PricingRegistry¶
In-memory store of per-model cost-per-token pricing.
Import¶
default_registry is the shared singleton used by @track_costs and all callbacks.
Constructor¶
Pre-loaded with built-in pricing for OpenAI, Anthropic, Gemini, and local/Ollama models.
Methods¶
register_model(model, input_cost_per_token, output_cost_per_token)¶
Register or override pricing for a model.
default_registry.register_model(
"my-custom-model",
input_cost_per_token=1e-06,
output_cost_per_token=3e-06,
)
Raises ValueError if costs are negative.
set_fallback_pricing(input_cost_per_token, output_cost_per_token)¶
Set fallback pricing for any model not yet resolved.
Note
Models already queried (and cached as unknown) will not retroactively use the fallback.

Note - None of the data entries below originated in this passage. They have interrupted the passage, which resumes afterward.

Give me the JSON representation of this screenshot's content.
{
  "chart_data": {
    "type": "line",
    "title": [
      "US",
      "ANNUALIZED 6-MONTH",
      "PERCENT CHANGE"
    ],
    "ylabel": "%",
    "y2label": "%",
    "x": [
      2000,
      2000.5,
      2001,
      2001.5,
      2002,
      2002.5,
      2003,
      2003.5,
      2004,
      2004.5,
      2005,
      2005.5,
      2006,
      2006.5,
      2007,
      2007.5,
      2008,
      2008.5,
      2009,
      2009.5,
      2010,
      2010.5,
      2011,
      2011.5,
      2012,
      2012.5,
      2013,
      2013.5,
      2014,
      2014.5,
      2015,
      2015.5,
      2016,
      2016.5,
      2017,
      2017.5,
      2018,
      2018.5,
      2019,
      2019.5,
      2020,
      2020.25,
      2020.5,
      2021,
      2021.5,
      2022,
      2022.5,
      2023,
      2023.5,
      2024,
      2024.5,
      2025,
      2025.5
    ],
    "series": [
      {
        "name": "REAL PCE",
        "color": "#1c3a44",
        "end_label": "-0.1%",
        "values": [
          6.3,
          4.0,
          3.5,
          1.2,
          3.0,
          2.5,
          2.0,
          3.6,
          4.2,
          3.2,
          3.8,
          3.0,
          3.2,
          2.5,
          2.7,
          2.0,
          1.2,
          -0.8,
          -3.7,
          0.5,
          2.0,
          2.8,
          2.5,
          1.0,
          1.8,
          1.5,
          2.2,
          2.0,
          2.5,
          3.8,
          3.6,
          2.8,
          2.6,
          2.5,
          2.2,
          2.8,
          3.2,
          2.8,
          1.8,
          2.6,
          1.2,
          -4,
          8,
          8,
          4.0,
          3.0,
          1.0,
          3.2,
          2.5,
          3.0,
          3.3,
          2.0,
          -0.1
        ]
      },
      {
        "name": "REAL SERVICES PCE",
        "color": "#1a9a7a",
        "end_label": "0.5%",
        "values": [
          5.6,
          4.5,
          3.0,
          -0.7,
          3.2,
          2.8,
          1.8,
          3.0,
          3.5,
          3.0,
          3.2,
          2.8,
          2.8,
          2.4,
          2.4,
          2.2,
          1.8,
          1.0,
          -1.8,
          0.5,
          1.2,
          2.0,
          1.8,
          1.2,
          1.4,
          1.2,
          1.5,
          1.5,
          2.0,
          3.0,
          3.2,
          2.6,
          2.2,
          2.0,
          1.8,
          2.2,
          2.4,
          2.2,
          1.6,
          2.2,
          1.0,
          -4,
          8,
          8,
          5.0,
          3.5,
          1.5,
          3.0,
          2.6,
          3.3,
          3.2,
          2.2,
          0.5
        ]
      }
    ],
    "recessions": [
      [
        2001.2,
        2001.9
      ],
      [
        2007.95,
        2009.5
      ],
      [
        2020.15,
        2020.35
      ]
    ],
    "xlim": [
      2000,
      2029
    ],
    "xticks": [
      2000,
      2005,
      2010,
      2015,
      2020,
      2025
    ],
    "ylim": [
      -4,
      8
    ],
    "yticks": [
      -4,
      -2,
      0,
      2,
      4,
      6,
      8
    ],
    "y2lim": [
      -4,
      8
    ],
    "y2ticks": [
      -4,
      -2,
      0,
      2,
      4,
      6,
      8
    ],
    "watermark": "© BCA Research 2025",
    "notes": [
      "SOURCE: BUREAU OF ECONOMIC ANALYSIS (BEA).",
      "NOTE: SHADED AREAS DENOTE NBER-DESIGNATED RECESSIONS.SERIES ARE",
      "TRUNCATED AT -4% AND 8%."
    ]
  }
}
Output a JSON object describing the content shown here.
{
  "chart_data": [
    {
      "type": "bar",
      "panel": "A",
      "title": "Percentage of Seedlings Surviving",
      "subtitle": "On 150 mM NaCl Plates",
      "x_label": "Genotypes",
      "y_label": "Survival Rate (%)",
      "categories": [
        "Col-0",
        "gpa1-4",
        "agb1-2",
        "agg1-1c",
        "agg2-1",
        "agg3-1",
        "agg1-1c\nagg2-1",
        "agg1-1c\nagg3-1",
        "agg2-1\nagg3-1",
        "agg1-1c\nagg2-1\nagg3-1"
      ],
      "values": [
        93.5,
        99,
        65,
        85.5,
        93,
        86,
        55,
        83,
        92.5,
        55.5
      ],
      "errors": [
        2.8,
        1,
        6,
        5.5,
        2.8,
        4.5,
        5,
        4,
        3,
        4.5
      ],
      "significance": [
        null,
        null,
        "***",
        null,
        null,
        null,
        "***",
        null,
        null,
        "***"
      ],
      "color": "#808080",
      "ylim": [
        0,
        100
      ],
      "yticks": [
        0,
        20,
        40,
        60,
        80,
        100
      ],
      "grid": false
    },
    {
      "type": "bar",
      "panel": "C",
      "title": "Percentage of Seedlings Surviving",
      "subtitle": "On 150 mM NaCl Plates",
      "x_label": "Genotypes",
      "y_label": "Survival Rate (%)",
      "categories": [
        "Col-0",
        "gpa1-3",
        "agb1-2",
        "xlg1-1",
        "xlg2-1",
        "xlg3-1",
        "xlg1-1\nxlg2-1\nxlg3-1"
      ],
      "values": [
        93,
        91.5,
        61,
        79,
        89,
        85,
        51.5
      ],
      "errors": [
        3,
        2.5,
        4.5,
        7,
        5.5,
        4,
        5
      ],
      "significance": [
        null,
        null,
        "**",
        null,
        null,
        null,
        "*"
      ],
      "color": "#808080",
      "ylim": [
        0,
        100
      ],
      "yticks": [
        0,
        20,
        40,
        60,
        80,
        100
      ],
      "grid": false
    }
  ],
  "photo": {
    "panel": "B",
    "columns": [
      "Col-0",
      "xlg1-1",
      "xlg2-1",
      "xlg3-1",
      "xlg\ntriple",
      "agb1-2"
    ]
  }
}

Set fallback before first use.
get_cost(model, input_tokens, output_tokens) -> float¶
Calculate the cost for a given model and token counts.
Lookup order:
- Exact match in registered models
- Longest-prefix match (cached for subsequent calls)
- Fallback pricing if configured
- Emits
PricingMatrixOutdatedWarningand returns0.0
load_remote_pricing(models) -> int¶
Bulk-load pricing from a remote source. Merges into the registry, overriding existing entries. Returns the number of models loaded.
count = default_registry.load_remote_pricing({
"new-model": (1e-06, 3e-06),
"gpt-4o": (2.5e-06, 10e-06), # override
})
has_model(model) -> bool¶
Check if a model has pricing registered (exact match only).
list_models() -> list[str]¶
Return all registered model names (sorted).
Model Resolution¶
The registry uses a two-tier lookup:
- Exact match --
"gpt-4o"matches"gpt-4o"directly - Prefix match --
"gpt-4o-2024-08-06"matches"gpt-4o"via longest-prefix
Prefix matching uses boundary detection: the character after the prefix must be -, /, or end-of-string. This prevents "o3" from matching "o3000".
Namespace prefixes ending with / or - (e.g., "ollama/") always match any suffix.
Dynamic Cache¶
Prefix-resolved models are cached for subsequent lookups. The cache is bounded at 1,000 dynamic entries. When the limit is reached, the oldest dynamic entry is evicted. User-registered models (via register_model) are never evicted.
Constants¶
COST_ROUND_PLACES¶
Number of decimal places to round costs to, preventing floating-point drift across many accumulated calls.